I came into this discussion from the technical perspective (of which I’ve done plenty of research, both in university and in my job) that commercial VPNs don’t do what most ads want you to think they do. Your ISP sees a lot less than they want you to think, VPNs use just the same encryption algorithms as everyone else and while public WiFi isn’t great security-wise it’s not as if anyone will read your bank password the second you connect. I still stand by those claims.

Then, the discussion drifted towards who you’d rather trust with the things that aren’t encrypted (mostly DNS and connection metadata. Someone has claimed that many messengers are unencrypted but I think they have confused a lack of user-to-user encryption with user-to-server encryption), your ISP or some VPN provider.
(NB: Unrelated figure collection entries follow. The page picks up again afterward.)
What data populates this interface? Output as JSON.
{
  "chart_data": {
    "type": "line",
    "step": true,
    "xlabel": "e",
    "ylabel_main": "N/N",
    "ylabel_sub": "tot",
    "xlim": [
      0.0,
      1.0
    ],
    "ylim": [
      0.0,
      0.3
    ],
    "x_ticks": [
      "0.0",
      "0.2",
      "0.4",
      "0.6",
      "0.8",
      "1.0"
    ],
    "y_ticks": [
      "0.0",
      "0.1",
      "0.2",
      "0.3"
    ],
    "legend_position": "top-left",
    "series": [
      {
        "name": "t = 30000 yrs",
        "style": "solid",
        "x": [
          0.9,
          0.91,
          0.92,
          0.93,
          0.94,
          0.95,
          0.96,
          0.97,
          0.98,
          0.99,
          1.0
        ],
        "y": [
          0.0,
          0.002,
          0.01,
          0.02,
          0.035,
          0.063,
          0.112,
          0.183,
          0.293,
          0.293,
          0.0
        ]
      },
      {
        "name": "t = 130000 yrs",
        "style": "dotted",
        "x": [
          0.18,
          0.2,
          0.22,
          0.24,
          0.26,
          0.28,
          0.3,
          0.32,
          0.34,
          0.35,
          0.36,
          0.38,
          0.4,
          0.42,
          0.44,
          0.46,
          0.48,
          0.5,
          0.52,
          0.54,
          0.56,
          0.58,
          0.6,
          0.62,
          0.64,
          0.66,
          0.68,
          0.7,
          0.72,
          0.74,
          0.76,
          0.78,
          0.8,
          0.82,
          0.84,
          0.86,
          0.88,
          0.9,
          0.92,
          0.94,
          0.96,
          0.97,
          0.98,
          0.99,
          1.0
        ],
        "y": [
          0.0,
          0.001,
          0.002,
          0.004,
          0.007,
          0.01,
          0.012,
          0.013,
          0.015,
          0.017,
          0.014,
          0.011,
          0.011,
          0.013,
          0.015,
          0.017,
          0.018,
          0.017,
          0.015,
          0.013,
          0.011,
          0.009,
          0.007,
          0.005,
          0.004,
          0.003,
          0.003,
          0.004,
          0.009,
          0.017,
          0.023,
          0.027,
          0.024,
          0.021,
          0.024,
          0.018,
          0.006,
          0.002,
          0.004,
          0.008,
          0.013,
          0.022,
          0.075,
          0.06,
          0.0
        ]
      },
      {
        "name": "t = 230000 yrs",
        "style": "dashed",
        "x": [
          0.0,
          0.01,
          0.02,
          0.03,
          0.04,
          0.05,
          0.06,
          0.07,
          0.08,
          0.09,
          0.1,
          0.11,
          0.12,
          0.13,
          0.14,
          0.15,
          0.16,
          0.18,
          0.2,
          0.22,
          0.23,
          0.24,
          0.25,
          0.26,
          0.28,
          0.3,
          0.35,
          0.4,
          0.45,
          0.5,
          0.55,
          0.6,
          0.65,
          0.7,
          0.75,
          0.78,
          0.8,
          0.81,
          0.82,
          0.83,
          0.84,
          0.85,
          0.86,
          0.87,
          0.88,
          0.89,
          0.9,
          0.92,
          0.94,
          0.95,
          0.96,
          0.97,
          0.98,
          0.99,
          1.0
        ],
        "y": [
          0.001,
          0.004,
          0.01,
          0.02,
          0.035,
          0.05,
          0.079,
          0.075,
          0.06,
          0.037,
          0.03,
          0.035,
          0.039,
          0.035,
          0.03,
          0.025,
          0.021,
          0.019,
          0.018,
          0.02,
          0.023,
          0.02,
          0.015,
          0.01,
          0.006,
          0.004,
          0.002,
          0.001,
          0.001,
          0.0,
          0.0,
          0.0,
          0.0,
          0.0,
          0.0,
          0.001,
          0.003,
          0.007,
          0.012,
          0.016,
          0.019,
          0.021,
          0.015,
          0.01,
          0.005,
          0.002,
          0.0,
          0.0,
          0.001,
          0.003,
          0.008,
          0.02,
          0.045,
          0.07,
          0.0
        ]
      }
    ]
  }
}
That’s the point where we diverged: as I had no need for a VPN myself (because of the reasons mentioned above), I had not researched individual VPN providers and was not aware that Mullvad apparently has a strong track record. For that I apologize. Still, in a thread that started out with someone not knowing if they need a VPN at all and most discussion has been very general, I would not assume that anyone who comments is familiar with a specific provider without them being named explicitly. Also, I’ve stated in at least three places that I was explicitly talking about VPN providers like NordVPN and Surfshark that are prominently (mis-)advertised. Those I still would not trust further than I can throw them.

But I guess that’s online discussions. We’ve talked about two different things and took a while to notice. I’m thankful for the correction and I hope you can understand where I came from.